There were a military cup and fan curved in ashlar masonry pedestal of lined-up paired stone lanterns.
The picture shows the military cup that made inroads to the plinth stone from the upper pedestal.
This fact to curve the military fan was interesting enough; moreover, this drastic deformation was not such a work someone indicated to do so.
Craftsmanship with a childish heart would have enlarged the cup size. This kind of stone art may have an effect on making calm and also cheering feeling to people.

Next, at cemetery of Fukuzen Temple, I discovered a stone statue of a monkey holding a peach. Suddenly it appeared within gravestones of Edo Period.
The monkey had pretty expression; on the other hand, it oozed an eerie atmosphere at a situation like the cemetery.
It had great impact on an abstractive unphysical place like a cemetery to place such a stone statue that indicated a concrete physical.
No clue about relationships between the temple and the cemetery, and between a peach and the monkey, so I would appreciate that someone who likes inferring this, could help me top find out…

Three monkeys at Ohyama Temple are next.
They were made of in recent years, and encountering such state, even that is a same monkey as preestablished harmony has rather made us relieved. Then, we proceeded to next.

Adjoined Misode-Tenmangu Shrine has the stone staircase where one famous scene in the movie Nobuhiko Obayashi directed was shoot.
This staircase has shaped such an amazing way that each 5 meters wide step has made by a single stone, from which perceivable strong spirituality was radiated.
Only the top step was constructed with two pieces of the stone, which is referred to a folklore saying that every matter is imperfect.
Despite always amazed at the staircase and the masonry work aside, in this time, I discovered a new fact.

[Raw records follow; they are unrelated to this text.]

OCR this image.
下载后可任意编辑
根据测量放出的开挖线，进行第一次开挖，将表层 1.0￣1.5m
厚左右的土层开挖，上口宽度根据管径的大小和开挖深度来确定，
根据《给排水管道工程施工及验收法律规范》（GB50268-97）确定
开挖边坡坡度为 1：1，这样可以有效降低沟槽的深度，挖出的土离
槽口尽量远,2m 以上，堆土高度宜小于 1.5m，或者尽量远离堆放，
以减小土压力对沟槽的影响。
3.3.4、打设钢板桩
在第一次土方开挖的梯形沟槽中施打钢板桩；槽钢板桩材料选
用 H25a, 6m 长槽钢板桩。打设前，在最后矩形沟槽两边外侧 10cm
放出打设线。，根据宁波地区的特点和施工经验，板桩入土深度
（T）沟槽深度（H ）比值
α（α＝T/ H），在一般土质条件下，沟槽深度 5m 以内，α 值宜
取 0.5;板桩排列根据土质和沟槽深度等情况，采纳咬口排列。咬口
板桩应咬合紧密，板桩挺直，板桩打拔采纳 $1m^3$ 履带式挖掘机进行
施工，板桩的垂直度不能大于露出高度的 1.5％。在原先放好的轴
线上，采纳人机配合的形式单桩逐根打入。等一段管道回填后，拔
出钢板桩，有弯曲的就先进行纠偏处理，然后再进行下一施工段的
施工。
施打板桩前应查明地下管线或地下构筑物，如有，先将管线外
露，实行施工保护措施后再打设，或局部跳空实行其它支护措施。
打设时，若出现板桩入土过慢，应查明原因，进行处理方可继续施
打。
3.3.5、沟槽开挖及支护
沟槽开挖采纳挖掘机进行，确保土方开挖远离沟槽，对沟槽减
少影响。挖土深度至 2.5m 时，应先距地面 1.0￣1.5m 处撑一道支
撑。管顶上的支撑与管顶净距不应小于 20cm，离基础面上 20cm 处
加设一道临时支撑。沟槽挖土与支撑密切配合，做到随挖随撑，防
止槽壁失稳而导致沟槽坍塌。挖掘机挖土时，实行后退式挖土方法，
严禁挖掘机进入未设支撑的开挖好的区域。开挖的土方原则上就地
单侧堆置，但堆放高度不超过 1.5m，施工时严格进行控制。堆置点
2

The base of the largest masonry in front, the side of the staircase, and the mediate masonry between those elements, shown in the picture, were implemented in different manners each other.
The base of the largest masonry was formed with dynamic lines and a little bit rough joints.
The mediate masonry was finished with fine joints as architectural intention. In contrast, masons somehow considered the side of the staircase was to cut corners since the section was not so much shown up, or the section might has been repaired later.
Could it be the same mason that let materials not responded each other, and the swallowed joints not arranged?

I grinned involuntarily. Meanwhile, surely the Japanese craftsmanship, like a dramatic story, is quite profound in the human scale in the sense of the omission and the sprit, the tension and the relaxation, and variation in arrangement.